Permian operator Parsley Energy $PE missed on the top and bottom line in Q2 earnings Wednesday with ot’s shares cracked further on the news, $PE was already down over 6%, after earnings it is now down over 12% on the day.

Parsley Energy $PE,  missed on the top and bottom line in Q2 earnings Wednesday with it’s shares cracked further on the news, $PE was already down over 6%, after earnings it is now down over 12% on the day. The company is focused exclusively on the Midland and Southern Delaware basins in the Permian. 

Parsley had a slight shift in production mix in 2Q17, with oil as a percentage of total production down from 69% to 67%, a function of contributions from recently acquired vertical production and seasonal increases in plant efficiencies that boosted the recovery of NGLs.

Earnings:  EPS of 5 cents on revenue of $213.6 million. Misses on both fronts, expectations were EPS 11 cents with revenue $222 million.
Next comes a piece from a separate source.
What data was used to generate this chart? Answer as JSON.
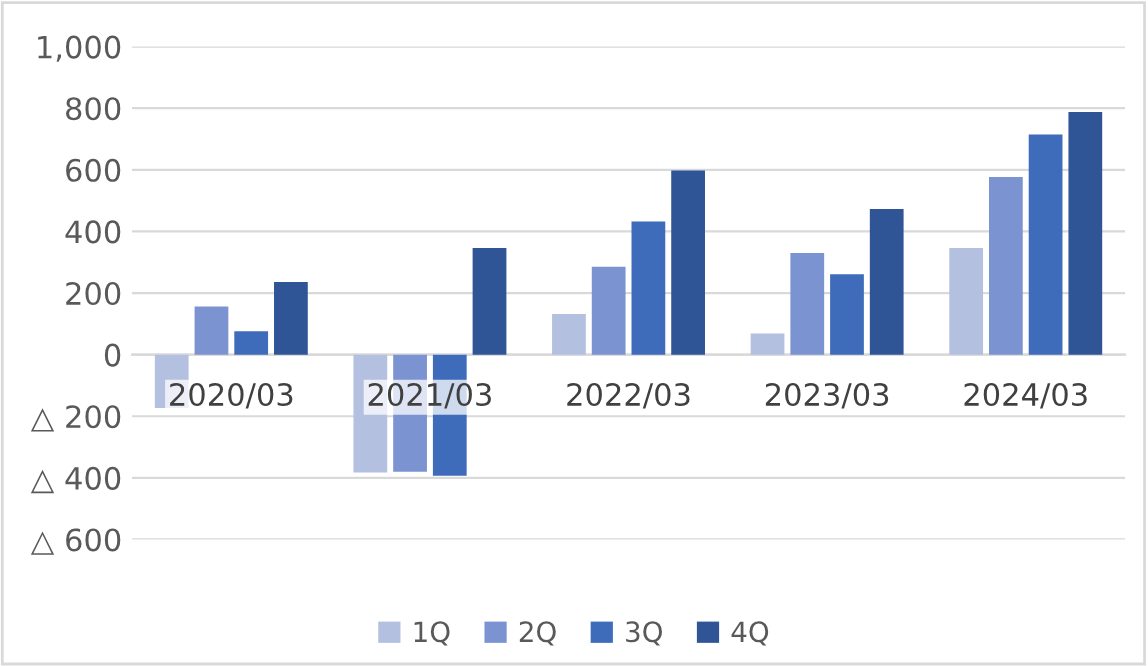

Reaction: Parsley Energy Inc NYSE: PE – After-hours25.79 –1.60 (-5.84%This was after closing down for the day at 27.39 –1.85 (- 6.33%). The stock is down over 12% on the day.
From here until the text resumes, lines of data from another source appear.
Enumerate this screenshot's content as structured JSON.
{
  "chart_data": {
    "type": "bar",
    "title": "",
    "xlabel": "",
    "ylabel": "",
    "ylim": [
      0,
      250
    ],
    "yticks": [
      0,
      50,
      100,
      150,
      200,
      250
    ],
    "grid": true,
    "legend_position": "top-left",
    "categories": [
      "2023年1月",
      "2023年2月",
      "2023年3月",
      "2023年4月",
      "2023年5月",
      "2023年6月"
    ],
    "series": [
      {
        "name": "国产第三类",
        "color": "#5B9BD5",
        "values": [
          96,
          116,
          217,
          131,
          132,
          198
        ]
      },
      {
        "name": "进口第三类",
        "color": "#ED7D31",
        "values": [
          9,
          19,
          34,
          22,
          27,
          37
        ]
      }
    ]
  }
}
  • Net production averaged 64.7 MBoe per day, up 18% versus 1Q17 and 81% year-over-year.
  • Daily net oil production increased 14% versus 1Q17 and 82% year-over-year.

Balance Sheet and Hedging

As of June 30, 2017, the Company had approximately $1.5 billion of liquidity, consisting of $503 million of cash on hand and an undrawn amount of $997 million on the Company’s revolver.(2) Parsley added to its oil hedge portfolio during the quarter and now has an average of 58 MBbls per day of oil hedged during 2018 with an average floor price of approximately $50/Bbl.(3) “Parsley Energy continues to operate from strong financial footing,” said Ryan Dalton, Parsley’s CFO. “A differentiated cash position and an advantaged hedge book provide a buffer if oil prices decline and facilitate strategic growth in more constructive commodity scenarios.”
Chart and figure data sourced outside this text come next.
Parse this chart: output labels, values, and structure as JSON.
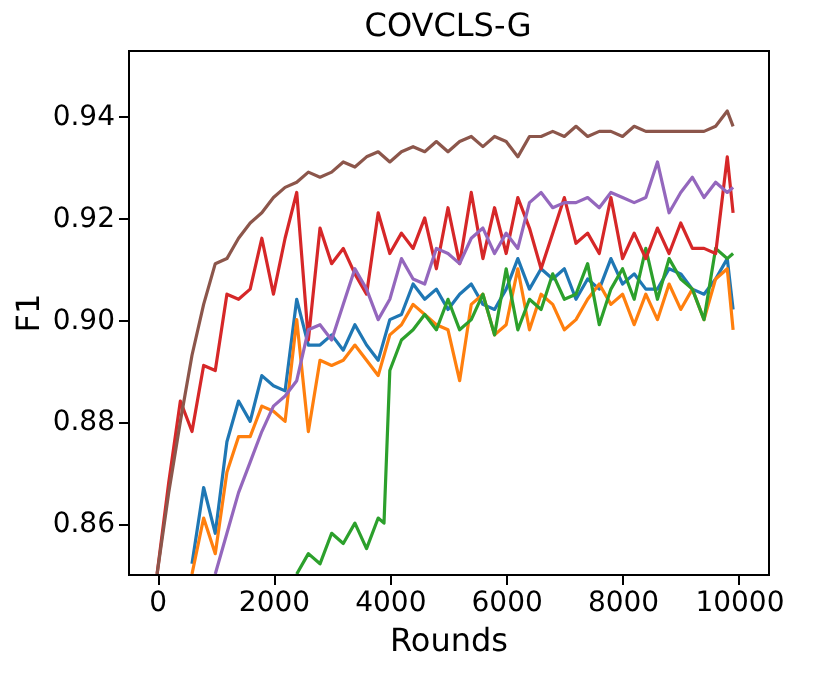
{
  "chart_data": {
    "type": "line",
    "title": "COVCLS-G",
    "xlabel": "Rounds",
    "ylabel": "F1",
    "xlim": [
      -500,
      10500
    ],
    "xticks": [
      0,
      2000,
      4000,
      6000,
      8000,
      10000
    ],
    "ylim": [
      0.85,
      0.953
    ],
    "yticks": [
      0.86,
      0.88,
      {
        "value": 0.9,
        "label": "0.90"
      },
      0.92,
      0.94
    ],
    "grid": false,
    "legend": false,
    "marker": "none",
    "line_style": "solid",
    "series": [
      {
        "color": "#1f77b4",
        "x": [
          600,
          800,
          1000,
          1200,
          1400,
          1600,
          1800,
          2000,
          2200,
          2400,
          2600,
          2800,
          3000,
          3200,
          3400,
          3600,
          3800,
          4000,
          4200,
          4400,
          4600,
          4800,
          5000,
          5200,
          5400,
          5600,
          5800,
          6000,
          6200,
          6400,
          6600,
          6800,
          7000,
          7200,
          7400,
          7600,
          7800,
          8000,
          8200,
          8400,
          8600,
          8800,
          9000,
          9200,
          9400,
          9600,
          9800,
          9900
        ],
        "values": [
          0.852,
          0.867,
          0.858,
          0.876,
          0.884,
          0.88,
          0.889,
          0.887,
          0.886,
          0.904,
          0.895,
          0.895,
          0.897,
          0.894,
          0.899,
          0.895,
          0.892,
          0.9,
          0.901,
          0.907,
          0.904,
          0.906,
          0.902,
          0.905,
          0.907,
          0.903,
          0.902,
          0.906,
          0.912,
          0.906,
          0.91,
          0.908,
          0.91,
          0.904,
          0.908,
          0.906,
          0.912,
          0.907,
          0.909,
          0.906,
          0.906,
          0.91,
          0.909,
          0.906,
          0.905,
          0.908,
          0.912,
          0.902
        ]
      },
      {
        "color": "#ff7f0e",
        "x": [
          600,
          800,
          1000,
          1200,
          1400,
          1600,
          1800,
          2000,
          2200,
          2400,
          2600,
          2800,
          3000,
          3200,
          3400,
          3600,
          3800,
          4000,
          4200,
          4400,
          4600,
          4800,
          5000,
          5200,
          5400,
          5600,
          5800,
          6000,
          6200,
          6400,
          6600,
          6800,
          7000,
          7200,
          7400,
          7600,
          7800,
          8000,
          8200,
          8400,
          8600,
          8800,
          9000,
          9200,
          9400,
          9600,
          9800,
          9900
        ],
        "values": [
          0.85,
          0.861,
          0.854,
          0.87,
          0.877,
          0.877,
          0.883,
          0.882,
          0.88,
          0.9,
          0.878,
          0.892,
          0.891,
          0.892,
          0.895,
          0.892,
          0.889,
          0.897,
          0.899,
          0.903,
          0.901,
          0.899,
          0.898,
          0.888,
          0.903,
          0.905,
          0.897,
          0.899,
          0.91,
          0.898,
          0.905,
          0.903,
          0.898,
          0.9,
          0.904,
          0.907,
          0.903,
          0.905,
          0.899,
          0.905,
          0.9,
          0.907,
          0.902,
          0.906,
          0.9,
          0.908,
          0.91,
          0.898
        ]
      },
      {
        "color": "#2ca02c",
        "x": [
          2400,
          2600,
          2800,
          3000,
          3200,
          3400,
          3600,
          3800,
          3900,
          4000,
          4200,
          4400,
          4600,
          4800,
          5000,
          5200,
          5400,
          5600,
          5800,
          6000,
          6200,
          6400,
          6600,
          6800,
          7000,
          7200,
          7400,
          7600,
          7800,
          8000,
          8200,
          8400,
          8600,
          8800,
          9000,
          9200,
          9400,
          9600,
          9800,
          9900
        ],
        "values": [
          0.85,
          0.854,
          0.852,
          0.858,
          0.856,
          0.86,
          0.855,
          0.861,
          0.86,
          0.89,
          0.896,
          0.898,
          0.901,
          0.898,
          0.904,
          0.898,
          0.9,
          0.905,
          0.897,
          0.91,
          0.898,
          0.904,
          0.902,
          0.909,
          0.904,
          0.905,
          0.911,
          0.899,
          0.906,
          0.91,
          0.904,
          0.914,
          0.904,
          0.912,
          0.908,
          0.906,
          0.9,
          0.914,
          0.912,
          0.913
        ]
      },
      {
        "color": "#d62728",
        "x": [
          0,
          200,
          400,
          600,
          800,
          1000,
          1200,
          1400,
          1600,
          1800,
          2000,
          2200,
          2400,
          2600,
          2800,
          3000,
          3200,
          3400,
          3600,
          3800,
          4000,
          4200,
          4400,
          4600,
          4800,
          5000,
          5200,
          5400,
          5600,
          5800,
          6000,
          6200,
          6400,
          6600,
          6800,
          7000,
          7200,
          7400,
          7600,
          7800,
          8000,
          8200,
          8400,
          8600,
          8800,
          9000,
          9200,
          9400,
          9600,
          9800,
          9900
        ],
        "values": [
          0.85,
          0.868,
          0.884,
          0.878,
          0.891,
          0.89,
          0.905,
          0.904,
          0.906,
          0.916,
          0.905,
          0.916,
          0.925,
          0.896,
          0.918,
          0.911,
          0.914,
          0.909,
          0.905,
          0.921,
          0.913,
          0.917,
          0.914,
          0.92,
          0.91,
          0.922,
          0.911,
          0.925,
          0.912,
          0.922,
          0.913,
          0.924,
          0.918,
          0.91,
          0.917,
          0.924,
          0.915,
          0.917,
          0.913,
          0.924,
          0.912,
          0.917,
          0.912,
          0.918,
          0.913,
          0.919,
          0.914,
          0.914,
          0.913,
          0.932,
          0.921
        ]
      },
      {
        "color": "#9467bd",
        "x": [
          1000,
          1200,
          1400,
          1600,
          1800,
          2000,
          2200,
          2400,
          2600,
          2800,
          3000,
          3200,
          3400,
          3600,
          3800,
          4000,
          4200,
          4400,
          4600,
          4800,
          5000,
          5200,
          5400,
          5600,
          5800,
          6000,
          6200,
          6400,
          6600,
          6800,
          7000,
          7200,
          7400,
          7600,
          7800,
          8000,
          8200,
          8400,
          8600,
          8800,
          9000,
          9200,
          9400,
          9600,
          9800,
          9900
        ],
        "values": [
          0.85,
          0.858,
          0.866,
          0.872,
          0.878,
          0.883,
          0.885,
          0.888,
          0.898,
          0.899,
          0.896,
          0.903,
          0.91,
          0.906,
          0.9,
          0.904,
          0.912,
          0.908,
          0.907,
          0.914,
          0.913,
          0.911,
          0.916,
          0.918,
          0.913,
          0.917,
          0.914,
          0.923,
          0.925,
          0.922,
          0.923,
          0.923,
          0.924,
          0.922,
          0.925,
          0.924,
          0.923,
          0.924,
          0.931,
          0.921,
          0.925,
          0.928,
          0.924,
          0.927,
          0.925,
          0.926
        ]
      },
      {
        "color": "#8c564b",
        "x": [
          0,
          200,
          400,
          600,
          800,
          1000,
          1200,
          1400,
          1600,
          1800,
          2000,
          2200,
          2400,
          2600,
          2800,
          3000,
          3200,
          3400,
          3600,
          3800,
          4000,
          4200,
          4400,
          4600,
          4800,
          5000,
          5200,
          5400,
          5600,
          5800,
          6000,
          6200,
          6400,
          6600,
          6800,
          7000,
          7200,
          7400,
          7600,
          7800,
          8000,
          8200,
          8400,
          8600,
          8800,
          9000,
          9200,
          9400,
          9600,
          9800,
          9900
        ],
        "values": [
          0.85,
          0.866,
          0.88,
          0.893,
          0.903,
          0.911,
          0.912,
          0.916,
          0.919,
          0.921,
          0.924,
          0.926,
          0.927,
          0.929,
          0.928,
          0.929,
          0.931,
          0.93,
          0.932,
          0.933,
          0.931,
          0.933,
          0.934,
          0.933,
          0.935,
          0.933,
          0.935,
          0.936,
          0.934,
          0.936,
          0.935,
          0.932,
          0.936,
          0.936,
          0.937,
          0.936,
          0.938,
          0.936,
          0.937,
          0.937,
          0.936,
          0.938,
          0.937,
          0.937,
          0.937,
          0.937,
          0.937,
          0.937,
          0.938,
          0.941,
          0.938
        ]
      }
    ]
  }
}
  • Parsley is increasing guidance for full-year 2017 and 4Q17 daily net production, reflecting broadly stronger well performance and higher NGL volumes.
  • The Company is reducing its estimated full-year 2017 oil percentage to account for its 2Q17 production mix, as discussed above, and for increasing contributions from Wolfcamp C wells.
  • Parsley is also reducing its expected completion count in the Southern Delaware Basin to reflect extended project cycle times earlier this year.
  • Estimated full-year 2017 capital expenditures are unchanged, as fewer expected completions are offset by incremental drilling activity associated with early rig delivery. All other guidance remains unchanged, as well.